Apple patent roundup: Pico projectors and schematic maps
It's turning out to be a pretty big week for Apple's patent portfolio. Earlier this week the company was granted nearly 20 new patents, and it's just filed for two more eyebrow-raising patents. The first patent, described in detail at Patently Apple, covers so-called "pico" projectors that could display information from an iPhone, iPad, or Mac against a wall for presentations and other applications. The patent describes built-in projectors for iDevices (which have been a pie-in-the-sky rumored feature for years) and a small projector accessory for Macs. According to the patent this goes beyond simple projection, however, with a "shared workspace" feature enabling images from one projected display to be shared and transferred to another.
This projector patent also describes support for a gesture-based interface that sounds broadly similar to the Kinect peripheral for the Xbox 360. The advantages for Keynote presentations are obvious, and it's likely that third-party game developers would jump on this feature too. Between the gesture-based interface and the projected images, this all sounds very evocative of the computer interface from the early 00s film Minority Report.
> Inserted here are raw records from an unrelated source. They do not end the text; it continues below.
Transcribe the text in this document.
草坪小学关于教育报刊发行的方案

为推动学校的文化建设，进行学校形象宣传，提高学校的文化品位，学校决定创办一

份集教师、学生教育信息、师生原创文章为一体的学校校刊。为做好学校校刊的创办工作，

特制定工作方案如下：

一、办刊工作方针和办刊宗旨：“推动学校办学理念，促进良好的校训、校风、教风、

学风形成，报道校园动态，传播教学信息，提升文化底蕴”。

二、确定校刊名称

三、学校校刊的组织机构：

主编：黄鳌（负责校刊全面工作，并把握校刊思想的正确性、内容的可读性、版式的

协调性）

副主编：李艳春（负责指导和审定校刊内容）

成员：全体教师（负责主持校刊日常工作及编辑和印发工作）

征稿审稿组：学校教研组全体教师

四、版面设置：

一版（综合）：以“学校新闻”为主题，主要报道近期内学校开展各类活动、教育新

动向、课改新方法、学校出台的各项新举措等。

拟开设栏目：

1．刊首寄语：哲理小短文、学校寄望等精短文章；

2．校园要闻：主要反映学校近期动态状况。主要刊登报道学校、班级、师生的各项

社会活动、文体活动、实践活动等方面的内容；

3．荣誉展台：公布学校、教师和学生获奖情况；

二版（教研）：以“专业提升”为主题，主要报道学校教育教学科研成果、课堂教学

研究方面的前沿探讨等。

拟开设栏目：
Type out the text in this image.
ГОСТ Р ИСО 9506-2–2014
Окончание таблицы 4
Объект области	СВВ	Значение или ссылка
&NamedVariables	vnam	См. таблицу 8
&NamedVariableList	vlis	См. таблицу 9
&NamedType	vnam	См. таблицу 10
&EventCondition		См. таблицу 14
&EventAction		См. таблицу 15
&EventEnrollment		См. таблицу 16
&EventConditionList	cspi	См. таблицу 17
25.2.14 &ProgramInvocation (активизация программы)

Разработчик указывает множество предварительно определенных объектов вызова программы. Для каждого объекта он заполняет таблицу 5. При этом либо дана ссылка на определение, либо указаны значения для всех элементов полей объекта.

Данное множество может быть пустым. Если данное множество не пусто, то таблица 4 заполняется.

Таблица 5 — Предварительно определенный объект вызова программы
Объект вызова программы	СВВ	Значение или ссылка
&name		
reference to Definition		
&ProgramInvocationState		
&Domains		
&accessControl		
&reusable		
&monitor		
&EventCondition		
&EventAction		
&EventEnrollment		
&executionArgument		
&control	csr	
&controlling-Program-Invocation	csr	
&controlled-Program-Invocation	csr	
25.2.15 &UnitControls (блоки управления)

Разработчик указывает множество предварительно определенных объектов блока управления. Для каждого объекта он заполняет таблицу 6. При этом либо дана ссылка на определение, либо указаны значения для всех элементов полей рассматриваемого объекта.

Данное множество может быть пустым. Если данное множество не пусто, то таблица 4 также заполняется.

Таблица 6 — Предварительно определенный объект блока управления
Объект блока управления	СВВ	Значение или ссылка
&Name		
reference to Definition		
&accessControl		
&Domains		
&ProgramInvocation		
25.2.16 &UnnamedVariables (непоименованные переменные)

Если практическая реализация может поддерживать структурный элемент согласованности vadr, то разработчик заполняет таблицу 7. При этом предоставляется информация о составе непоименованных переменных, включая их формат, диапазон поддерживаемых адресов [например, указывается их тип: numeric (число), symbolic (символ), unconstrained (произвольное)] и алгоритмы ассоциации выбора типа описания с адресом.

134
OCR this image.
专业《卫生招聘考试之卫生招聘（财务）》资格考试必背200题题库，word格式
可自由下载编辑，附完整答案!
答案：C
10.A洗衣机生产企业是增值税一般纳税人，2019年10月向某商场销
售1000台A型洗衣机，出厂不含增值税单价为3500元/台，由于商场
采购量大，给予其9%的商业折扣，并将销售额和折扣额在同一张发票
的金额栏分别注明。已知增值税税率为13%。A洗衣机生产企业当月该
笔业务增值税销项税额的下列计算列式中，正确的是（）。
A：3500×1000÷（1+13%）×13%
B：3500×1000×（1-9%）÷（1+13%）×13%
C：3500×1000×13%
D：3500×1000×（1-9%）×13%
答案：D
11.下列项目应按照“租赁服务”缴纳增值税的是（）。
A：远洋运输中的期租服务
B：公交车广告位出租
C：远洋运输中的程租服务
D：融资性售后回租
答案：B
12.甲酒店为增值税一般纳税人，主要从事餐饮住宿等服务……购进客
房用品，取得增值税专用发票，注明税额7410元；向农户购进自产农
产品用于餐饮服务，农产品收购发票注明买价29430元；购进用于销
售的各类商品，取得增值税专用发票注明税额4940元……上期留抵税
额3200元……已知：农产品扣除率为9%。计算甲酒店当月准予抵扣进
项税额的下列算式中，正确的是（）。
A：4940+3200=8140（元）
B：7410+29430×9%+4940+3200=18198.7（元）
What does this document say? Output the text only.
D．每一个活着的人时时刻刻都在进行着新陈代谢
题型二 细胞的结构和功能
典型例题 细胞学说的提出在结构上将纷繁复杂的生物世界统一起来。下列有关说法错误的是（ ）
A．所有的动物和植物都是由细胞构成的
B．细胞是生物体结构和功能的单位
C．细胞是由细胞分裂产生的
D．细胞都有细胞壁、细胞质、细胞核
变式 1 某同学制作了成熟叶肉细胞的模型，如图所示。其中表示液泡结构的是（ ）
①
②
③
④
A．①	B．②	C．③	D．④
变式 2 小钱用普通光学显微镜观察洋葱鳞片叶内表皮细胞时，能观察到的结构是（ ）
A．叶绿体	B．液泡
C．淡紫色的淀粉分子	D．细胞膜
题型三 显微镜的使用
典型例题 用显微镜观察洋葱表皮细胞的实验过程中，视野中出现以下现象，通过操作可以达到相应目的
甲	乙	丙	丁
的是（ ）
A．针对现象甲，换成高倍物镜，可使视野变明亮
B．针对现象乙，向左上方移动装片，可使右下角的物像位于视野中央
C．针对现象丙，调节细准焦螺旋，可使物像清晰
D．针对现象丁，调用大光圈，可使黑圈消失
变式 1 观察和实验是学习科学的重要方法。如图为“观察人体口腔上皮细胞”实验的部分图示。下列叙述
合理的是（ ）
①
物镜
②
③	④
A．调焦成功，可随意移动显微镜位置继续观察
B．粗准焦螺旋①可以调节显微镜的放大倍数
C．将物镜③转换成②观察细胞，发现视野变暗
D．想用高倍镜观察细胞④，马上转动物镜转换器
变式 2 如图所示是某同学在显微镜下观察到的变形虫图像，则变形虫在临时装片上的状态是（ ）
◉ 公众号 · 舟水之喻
Apple may just be covering its patent bases and may have no plans to actually debut this feature any time soon, but MacRumors notes that Apple did recently purchase the applepico.com domain, possibly related to these new pico projector concepts.
AppleInsider describes today's other major patent application, Schematic Maps. This patent describes a feature whereby relevant features on a map would be emphasized for a user. For example, roads along a driving route could be distorted to represent only those roads relevant to the route, with distances warped so the entire route could fit on an iPhone's small display.
This would of course render the map inaccurate in several other ways, but it would definitely simplify navigation compared to the current Maps app, which must zoom in and out among various levels of detail for longer routes with multiple turns. This would also be more in line with how most users actually think about navigation; the emphasis is usually less on accurate representation of distances, cartography, etc., and more about finding landmarks and relevant points of interest along a route.
AppleInsider notes that this second patent is credited to two former employees of Placebase, a Google Maps competitor that Apple purchased nearly two years ago.